Irish Head Coach: Jay Louderback is in his 23rd season at Notre Dame with a 447-187 (.705) record and in his 33rd year as a collegiate coach with a 651-365 (.641) mark. He ranks third, behind only Indiana’s Lin Loring and Pepperdine’s Gualberto Escudero, among active NCAA Division I women’s coaches in career victories and became just the 10th collegiate women’s coach ever to register 500 wins (4-3 win at Texas A&M on March 18, 2006). Louderback’s Irish have finished in the national top 30 in each of the last 19 seasons and have won 11 BIG EAST titles since joining the conference in 1995-96. Since the preseason of the 1992-93 season, Louderback’s teams have been in the national top 30 in all but two sets of ITA rankings and reached an all-time high of No. 2 (a total of 17 different times over the last five years).

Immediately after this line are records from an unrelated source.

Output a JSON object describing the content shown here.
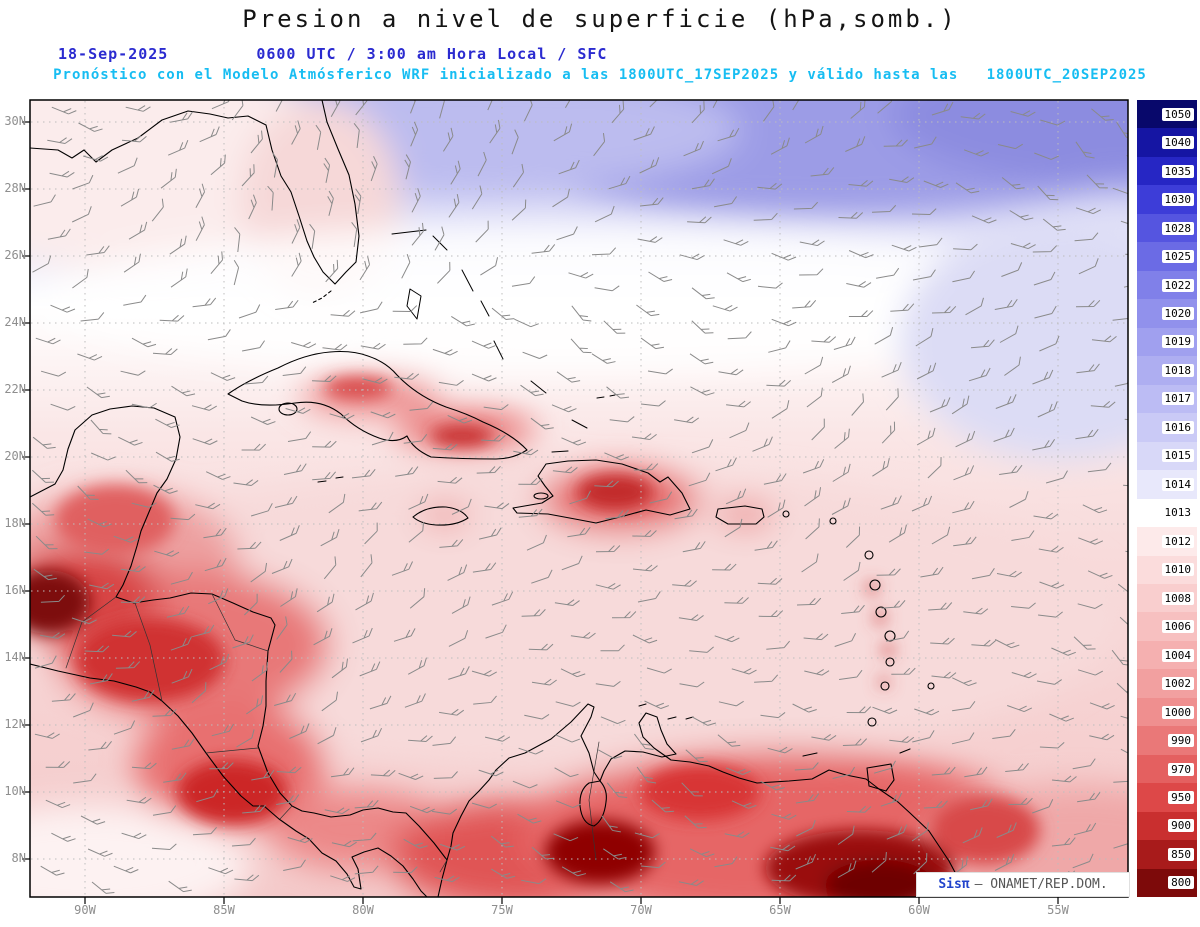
{
  "header": {
    "title": "Presion a nivel de superficie (hPa,somb.)",
    "date": "18-Sep-2025",
    "time_line": "0600 UTC / 3:00 am Hora Local / SFC",
    "forecast_line": "Pronóstico con el Modelo Atmósferico WRF inicializado a las 1800UTC_17SEP2025 y válido hasta las   1800UTC_20SEP2025"
  },
  "map": {
    "lat_labels": [
      "30N",
      "28N",
      "26N",
      "24N",
      "22N",
      "20N",
      "18N",
      "16N",
      "14N",
      "12N",
      "10N",
      "8N"
    ],
    "lon_labels": [
      "90W",
      "85W",
      "80W",
      "75W",
      "70W",
      "65W",
      "60W",
      "55W"
    ]
  },
  "colorbar": {
    "units": "hPa",
    "values": [
      "1050",
      "1040",
      "1035",
      "1030",
      "1028",
      "1025",
      "1022",
      "1020",
      "1019",
      "1018",
      "1017",
      "1016",
      "1015",
      "1014",
      "1013",
      "1012",
      "1010",
      "1008",
      "1006",
      "1004",
      "1002",
      "1000",
      "990",
      "970",
      "950",
      "900",
      "850",
      "800"
    ],
    "colors": [
      "#08086b",
      "#1515a3",
      "#2626c4",
      "#3d3dd8",
      "#5555e0",
      "#6b6be5",
      "#8080e9",
      "#9191ec",
      "#a0a0ef",
      "#aeaef1",
      "#bcbcf4",
      "#cacaf6",
      "#d8d8f8",
      "#e8e8fb",
      "#ffffff",
      "#fdeaea",
      "#fbdcdc",
      "#f9cece",
      "#f7c0c0",
      "#f5b0b0",
      "#f2a0a0",
      "#ef8f8f",
      "#ea7878",
      "#e46060",
      "#dd4848",
      "#c92f2f",
      "#a81b1b",
      "#7d0a0a"
    ]
  },
  "watermark": {
    "brand": "Sisπ",
    "rest": "— ONAMET/REP.DOM."
  },
  "chart_data": {
    "type": "heatmap",
    "title": "Presion a nivel de superficie (hPa,somb.)",
    "units": "hPa",
    "levels": [
      800,
      850,
      900,
      950,
      970,
      990,
      1000,
      1002,
      1004,
      1006,
      1008,
      1010,
      1012,
      1013,
      1014,
      1015,
      1016,
      1017,
      1018,
      1019,
      1020,
      1022,
      1025,
      1028,
      1030,
      1035,
      1040,
      1050
    ],
    "lat_axis": {
      "ticks": [
        "30N",
        "28N",
        "26N",
        "24N",
        "22N",
        "20N",
        "18N",
        "16N",
        "14N",
        "12N",
        "10N",
        "8N"
      ]
    },
    "lon_axis": {
      "ticks": [
        "90W",
        "85W",
        "80W",
        "75W",
        "70W",
        "65W",
        "60W",
        "55W"
      ]
    },
    "overlays": [
      "wind-barbs",
      "coastlines",
      "dotted-graticule"
    ],
    "legend_position": "right",
    "notes": "High pressure (blue) over NW Atlantic at top; low pressure (red) over Central America, Greater Antilles and northern South America."
  }
}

After taking over a program looking for its first NCAA tournament appearance, Louderback has helped Notre Dame to the NCAAs 19 times in the last 20 years (which only 10 other schools have done), including nine appearances in the round of 16, four quarterfinal finishes and back-to-back semifinal appearances in 2009 and 2010. Louderback, a four-time Midwest Region Coach of the Year, has been honored as the BIG EAST Coach of the Year nine times in 16 seasons. In his time at Notre Dame, Louderback’s players have earned All-America honors 28 times, won six national ITA awards and earned 28 invitations to the NCAA Singles Championship and 20 to the NCAA doubles tournament. In the fall of 2005, he delivered the first individual title at an ITA grand slam event, when juniors Catrina Thompson and Christian Thompson won the doubles crown at the Riviera/ITA All-American Championships. The feat was repeated in 2007 as Brook Buck and Kelcy Tefft won the doubles title at the ITA National Indoor Championships.

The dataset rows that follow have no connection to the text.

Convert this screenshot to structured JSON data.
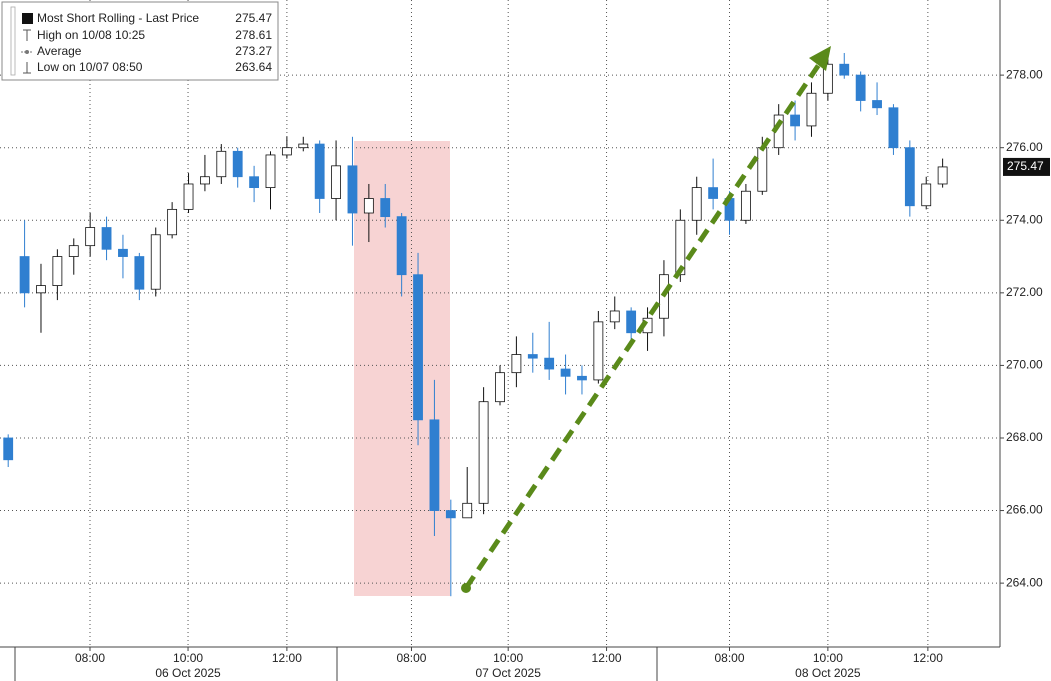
{
  "chart_data": {
    "type": "candlestick",
    "legend": [
      {
        "label": "Most Short Rolling - Last Price",
        "value": 275.47
      },
      {
        "label": "High on 10/08 10:25",
        "value": 278.61
      },
      {
        "label": "Average",
        "value": 273.27
      },
      {
        "label": "Low on 10/07 08:50",
        "value": 263.64
      }
    ],
    "open": [
      268.0,
      273.0,
      272.0,
      272.2,
      273.0,
      273.3,
      273.8,
      273.2,
      273.0,
      272.1,
      273.6,
      274.3,
      275.0,
      275.2,
      275.9,
      275.2,
      274.9,
      275.8,
      276.0,
      276.1,
      274.6,
      275.5,
      274.2,
      274.6,
      274.1,
      272.5,
      268.5,
      266.0,
      265.8,
      266.2,
      269.0,
      269.8,
      270.3,
      270.2,
      269.9,
      269.7,
      269.6,
      271.2,
      271.5,
      270.9,
      271.3,
      272.5,
      274.0,
      274.9,
      274.6,
      274.0,
      274.8,
      276.0,
      276.9,
      276.6,
      277.5,
      278.3,
      278.0,
      277.3,
      277.1,
      276.0,
      274.4,
      275.0
    ],
    "high": [
      268.1,
      274.0,
      272.8,
      273.2,
      273.5,
      274.2,
      274.1,
      273.6,
      273.1,
      273.8,
      274.5,
      275.3,
      275.8,
      276.1,
      276.0,
      275.5,
      275.9,
      276.3,
      276.3,
      276.2,
      276.2,
      276.3,
      275.0,
      275.0,
      274.2,
      273.1,
      269.6,
      266.3,
      267.2,
      269.4,
      270.0,
      270.8,
      270.9,
      271.2,
      270.3,
      270.0,
      271.5,
      271.9,
      271.6,
      271.6,
      272.9,
      274.3,
      275.2,
      275.7,
      274.8,
      275.0,
      276.3,
      277.2,
      277.3,
      277.8,
      278.5,
      278.61,
      278.1,
      277.8,
      277.2,
      276.2,
      275.2,
      275.7
    ],
    "low": [
      267.2,
      271.6,
      270.9,
      271.8,
      272.5,
      273.0,
      272.9,
      272.4,
      271.8,
      271.9,
      273.5,
      274.2,
      274.8,
      275.0,
      274.9,
      274.5,
      274.3,
      275.7,
      275.9,
      274.2,
      274.0,
      273.3,
      273.4,
      273.8,
      271.9,
      267.8,
      265.3,
      263.64,
      265.8,
      265.9,
      268.9,
      269.4,
      269.8,
      269.6,
      269.2,
      269.2,
      269.5,
      271.0,
      270.6,
      270.4,
      270.8,
      272.3,
      273.6,
      274.3,
      273.6,
      273.9,
      274.7,
      275.8,
      276.2,
      276.3,
      277.3,
      277.9,
      277.0,
      276.9,
      275.8,
      274.1,
      274.3,
      274.9
    ],
    "close": [
      267.4,
      272.0,
      272.2,
      273.0,
      273.3,
      273.8,
      273.2,
      273.0,
      272.1,
      273.6,
      274.3,
      275.0,
      275.2,
      275.9,
      275.2,
      274.9,
      275.8,
      276.0,
      276.1,
      274.6,
      275.5,
      274.2,
      274.6,
      274.1,
      272.5,
      268.5,
      266.0,
      265.8,
      266.2,
      269.0,
      269.8,
      270.3,
      270.2,
      269.9,
      269.7,
      269.6,
      271.2,
      271.5,
      270.9,
      271.3,
      272.5,
      274.0,
      274.9,
      274.6,
      274.0,
      274.8,
      276.0,
      276.9,
      276.6,
      277.5,
      278.3,
      278.0,
      277.3,
      277.1,
      276.0,
      274.4,
      275.0,
      275.47
    ],
    "up_color": "#ffffff",
    "down_color": "#2f7fd0",
    "ylim": [
      262.24,
      280.07
    ],
    "yticks": [
      {
        "value": 264,
        "label": "264.00"
      },
      {
        "value": 266,
        "label": "266.00"
      },
      {
        "value": 268,
        "label": "268.00"
      },
      {
        "value": 270,
        "label": "270.00"
      },
      {
        "value": 272,
        "label": "272.00"
      },
      {
        "value": 274,
        "label": "274.00"
      },
      {
        "value": 276,
        "label": "276.00"
      },
      {
        "value": 278,
        "label": "278.00"
      }
    ],
    "xlim": [
      0,
      61
    ],
    "xticks": [
      {
        "value": 5.49,
        "label": "08:00"
      },
      {
        "value": 11.47,
        "label": "10:00"
      },
      {
        "value": 17.5,
        "label": "12:00"
      },
      {
        "value": 25.1,
        "label": "08:00"
      },
      {
        "value": 31.0,
        "label": "10:00"
      },
      {
        "value": 37.0,
        "label": "12:00"
      },
      {
        "value": 44.5,
        "label": "08:00"
      },
      {
        "value": 50.5,
        "label": "10:00"
      },
      {
        "value": 56.6,
        "label": "12:00"
      }
    ],
    "dates": [
      "06 Oct 2025",
      "07 Oct 2025",
      "08 Oct 2025"
    ],
    "grid": true
  }
}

His players have dominated the University awards, leading all sports in both Byron V. Kanaley awards (10) and Francis Patrick O’Connor awards (seven). His family was honored with the United States Tennis Association (USTA) Tennis Family of the Year Award in 2002 and, in 2006, Louderback was inducted into the USTA Missouri Valley Tennis Hall of Fame. The Arkansas City, Kan., native and 1976 graduate of Wichita State arrived at Notre Dame prior to the 1989-90 season after coaching for seven years at his alma mater and three years (men and women) at Iowa State.